Hurricane Harvey is drowning southeastern Texas for the fourth day, putting a vast area under feet of water. Experts say Harvey has been stuck longer in one place than any tropical storm in memory. That’s just one of the hurricane’s extremes; the storm is off the charts in many categories. Scientific American wanted to learn why, and asked meteorologist Jeff Masters for help. Masters is the co-founder of Weather Underground, a web site that meteorologists nationwide go to for their own inside information about severe weather. Masters also wrote a fascinating article on why the jet stream is getting weird.

Why did Hurricane Harvey so quickly explode from a Category 1 hurricane to Category 4?

Last Wednesday night, August 23, Harvey was a tropical depression, but after just eight overnight hours it was forming a hurricane eye wall. “That’s remarkably fast,” Masters says.
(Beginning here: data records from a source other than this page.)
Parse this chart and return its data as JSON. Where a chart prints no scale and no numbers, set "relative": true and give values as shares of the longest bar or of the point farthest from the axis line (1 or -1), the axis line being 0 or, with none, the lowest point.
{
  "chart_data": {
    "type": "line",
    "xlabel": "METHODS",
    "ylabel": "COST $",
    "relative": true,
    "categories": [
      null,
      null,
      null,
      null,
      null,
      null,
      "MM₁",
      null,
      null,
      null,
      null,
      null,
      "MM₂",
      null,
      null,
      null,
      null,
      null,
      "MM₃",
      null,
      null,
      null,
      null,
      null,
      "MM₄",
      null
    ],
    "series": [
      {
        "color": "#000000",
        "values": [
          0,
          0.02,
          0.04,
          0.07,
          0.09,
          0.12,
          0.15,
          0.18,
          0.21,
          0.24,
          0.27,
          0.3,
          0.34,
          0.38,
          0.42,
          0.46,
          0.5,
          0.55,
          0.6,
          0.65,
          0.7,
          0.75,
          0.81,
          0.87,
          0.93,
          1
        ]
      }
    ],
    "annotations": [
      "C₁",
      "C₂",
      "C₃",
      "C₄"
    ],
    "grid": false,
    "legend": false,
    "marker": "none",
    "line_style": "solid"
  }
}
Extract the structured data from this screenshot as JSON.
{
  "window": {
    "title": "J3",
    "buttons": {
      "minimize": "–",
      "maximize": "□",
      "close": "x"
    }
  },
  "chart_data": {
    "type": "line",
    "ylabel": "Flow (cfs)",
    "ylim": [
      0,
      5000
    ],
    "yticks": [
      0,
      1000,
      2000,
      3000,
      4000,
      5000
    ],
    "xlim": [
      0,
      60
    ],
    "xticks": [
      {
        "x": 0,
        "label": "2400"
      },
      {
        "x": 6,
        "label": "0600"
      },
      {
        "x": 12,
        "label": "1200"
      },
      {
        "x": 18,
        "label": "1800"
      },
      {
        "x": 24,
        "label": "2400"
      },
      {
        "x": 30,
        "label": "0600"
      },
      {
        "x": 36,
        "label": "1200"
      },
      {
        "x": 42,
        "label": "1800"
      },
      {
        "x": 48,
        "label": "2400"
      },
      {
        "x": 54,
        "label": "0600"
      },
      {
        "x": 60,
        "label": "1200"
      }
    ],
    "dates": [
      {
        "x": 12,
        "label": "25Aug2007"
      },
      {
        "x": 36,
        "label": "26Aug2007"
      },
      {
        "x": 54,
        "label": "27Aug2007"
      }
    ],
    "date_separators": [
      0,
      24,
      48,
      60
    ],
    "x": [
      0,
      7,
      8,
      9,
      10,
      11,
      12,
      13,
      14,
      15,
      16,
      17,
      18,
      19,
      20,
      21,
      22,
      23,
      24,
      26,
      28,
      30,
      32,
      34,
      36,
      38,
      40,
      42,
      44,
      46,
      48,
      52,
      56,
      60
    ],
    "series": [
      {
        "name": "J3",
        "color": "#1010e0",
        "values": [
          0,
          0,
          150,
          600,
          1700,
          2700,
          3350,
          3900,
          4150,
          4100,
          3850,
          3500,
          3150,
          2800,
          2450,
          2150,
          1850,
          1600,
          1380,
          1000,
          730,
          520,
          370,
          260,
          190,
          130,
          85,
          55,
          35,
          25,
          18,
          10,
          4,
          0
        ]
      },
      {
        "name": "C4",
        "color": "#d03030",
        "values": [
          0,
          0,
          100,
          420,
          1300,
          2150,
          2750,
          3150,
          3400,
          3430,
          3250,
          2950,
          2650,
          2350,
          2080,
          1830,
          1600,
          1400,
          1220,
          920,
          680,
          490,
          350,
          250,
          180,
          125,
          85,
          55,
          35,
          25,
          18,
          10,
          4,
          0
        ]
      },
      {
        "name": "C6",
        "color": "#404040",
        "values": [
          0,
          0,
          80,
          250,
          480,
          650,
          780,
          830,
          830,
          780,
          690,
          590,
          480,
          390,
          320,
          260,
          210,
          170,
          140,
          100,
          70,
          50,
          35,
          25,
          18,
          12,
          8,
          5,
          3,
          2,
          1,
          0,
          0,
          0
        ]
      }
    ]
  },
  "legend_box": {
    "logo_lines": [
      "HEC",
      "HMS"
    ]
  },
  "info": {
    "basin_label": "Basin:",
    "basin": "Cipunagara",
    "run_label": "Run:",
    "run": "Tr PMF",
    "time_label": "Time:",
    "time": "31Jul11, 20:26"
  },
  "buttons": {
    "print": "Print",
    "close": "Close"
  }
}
On Friday it rapidly ballooned from a Category 1 hurricane to Category 4. That’s because it happened to pass over a region of extremely warm ocean water called an eddy. This spot of hot water was 1 to 2 degrees Fahrenheit warmer than the Gulf of Mexico around it, which itself was already 1 to 2 degrees F higher than average, reaching 85 or 86 degrees F in places. The hotter the water, the more energy it drives into a storm. Hurricane Katrina, which destroyed New Orleans in 2005, also mushroomed to Category 4 in similar fashion because it, too, passed over a hot eddy in the Gulf.